Bristol-Myers Squibb and Sanofi-Aventis took a beating on Friday after news unraveled that the firms' tie-up with Canadian generics firm Apotex to prevent a copycat version of the clotbuster Plavix (clopidogrel) from being launched before its patent expiry in 2011 had been knocked back by all 50 state attorneys. It's a double blow for the firms, which also announced a criminal probe into the deal by the Department of Justice last week.

Earlier this year, B-MS and Sanofi-Aventis joined forces with Apotex - against which they had previously filed suit for infringement of Plavix' patent ahead of its expiry in November 2011 - under an agreement whereby the Canadian firm would agree not to launch a rival version before this time in return for an undisclosed sum - believed to be an upfront payment of $40 million.

However, the companies were forced to revise this agreement after the Federal Trade Commission voiced its concerns over anti-competitiveness amid a general air of jitteriness that such deals strike out at the generics medicines market. Apotex won the green light of first-to-file approval for its copycat form of Plavix in January and, should the link up with the two pharma giants not go ahead, it could launch any time at its own risk - but clearly could be forced to pay millions back should it lose a litigation case. The first-to-file status gives it 180-days market exclusivity.

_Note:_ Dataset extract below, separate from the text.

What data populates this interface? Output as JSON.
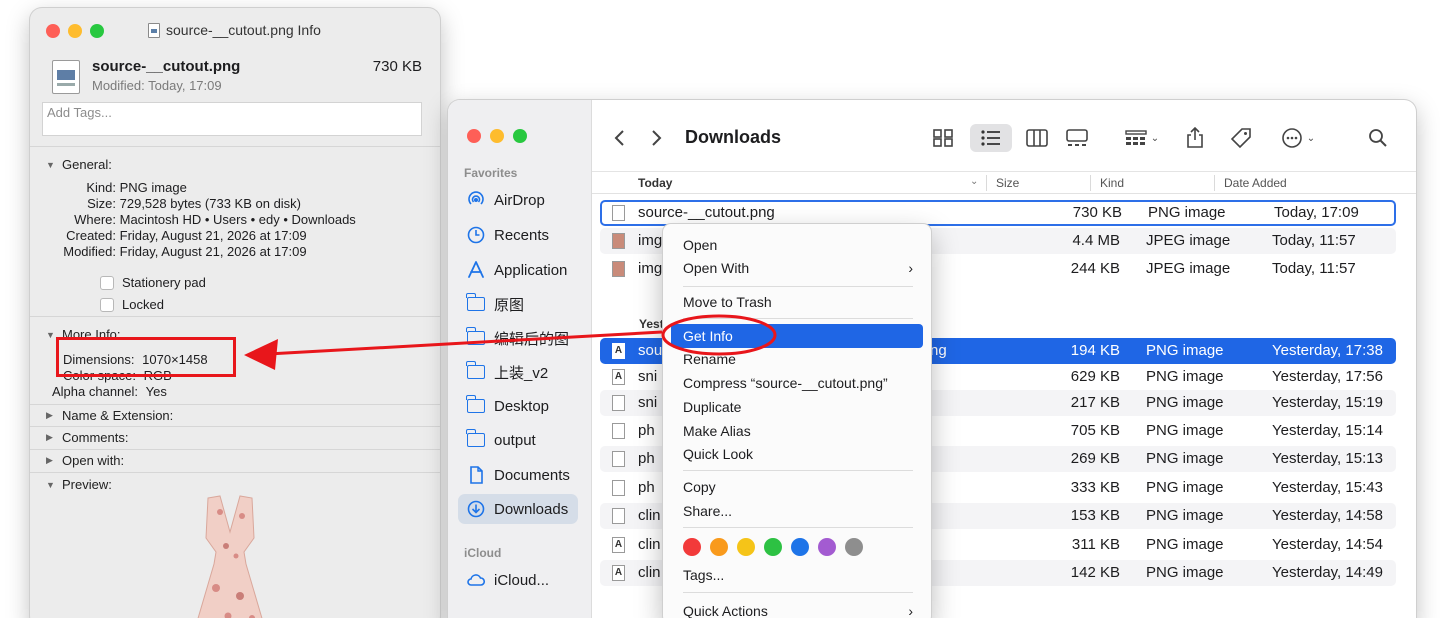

Although an earlier announcement from B-MS and Sanofi-Aventis gave a nod to the fact that “there was significant risk that required antitrust clearance would not be obtained,” the decision is still likely to have a negative impact on their respective share prices, with the US giant seeing 2.3% shaved off during after hours trading on the New York Stock Exchange Friday after an 8% fall the day before.

B-MS and Sanofi-Aventis are still awaiting the FTC's decision, but the agreement requires the thumbs up from both the Commission and the state attorney to be cleared. The pharma majors had filed suit against three generics firms looking to launch their Plavix offerings onto the market and it looks likely these could be reinstated, unless a new deal is hashed out that proves more palatable to lawyers and the FTC. However, the original trial date was put on hold when B-MS and Sanofi-Aventis were asked to review their settlement deal with Apotex, and a new date has not yet been set.

In the second quarter of 2006 alone, Plavix broke the $1 billion barrier, bringing $1.1 billion into B-MS' coffers. To lose the world's second biggest drug ahead of patent expiry could add have extensive material effects on the companies' forecasts, particularly B-MS which has just turned the corner of one tumultuous period in its history and last week was looking forward to "a period of sustained sales and earnings growth over several years, beginning 2007," with new product revenues outweighing dramatic losses for several drugs, including its once top-seller Pravachol (pravastatin).